Le prototype de l’Excellence

Jean Daninos, frère de l’écrivain à succès Pierre Daninos, dirige la société Facel Metallon, sous-traitant de grands constructeurs comme Panhard ou Simca. Il a pourtant en tête la création d’une marque de prestige en France : ce sera Facel Vega, créée en 1952, qui lance la FV en 1954, un coupé de prestige doté d’un gros V8 Chrysler. Le succès est alors au rendez-vous.

C’est dans ce contexte que Jean Daninos réfléchit à l’idée de lancer une berline de luxe, capable de concurrencer Bentley ou Rolls Royce, rien que cela. Et comme en France on cherche à être original, c’est une drôle de solution qui est proposée : 4 portes antagonistes sans montant central. Sur un marché conservateur, c’est osé. Cela dit, la ligne reste très classique et dans la mouvance du premier coupé 2+2 FV. La Facel Vega Excellence est lancée en 1958.

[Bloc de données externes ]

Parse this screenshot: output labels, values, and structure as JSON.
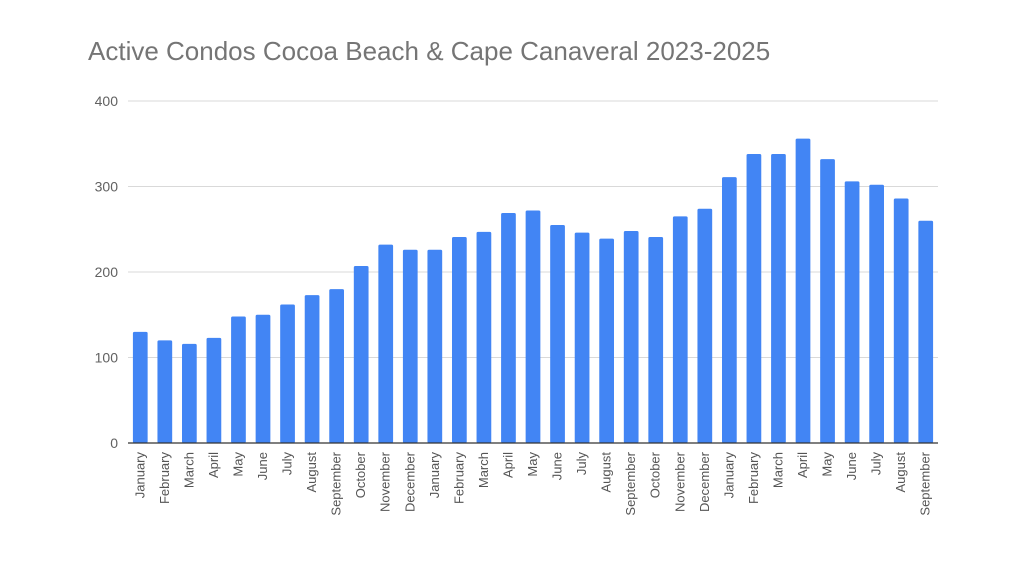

Sur l’Excellence, on sent encore plus l’influence américaine, que l’on retrouve sous le capot. On y trouvera d’abord le V8 Chyrsler Hemi 392ci (6,4 litres) sur le modèle EX. Mais ce moteur n’étant plus produit, seuls 11 exemplaires en seront dotés, et l’EX1 qui lui succèdera très rapidement sera équipé du V8 Chrysler 361ci (5,9 litres) de 360 chevaux (le même moteur que l’HK 500 lancée en 1958). C’est ce modèle qui sera le plus diffusé, avec 134 exemplaires produits.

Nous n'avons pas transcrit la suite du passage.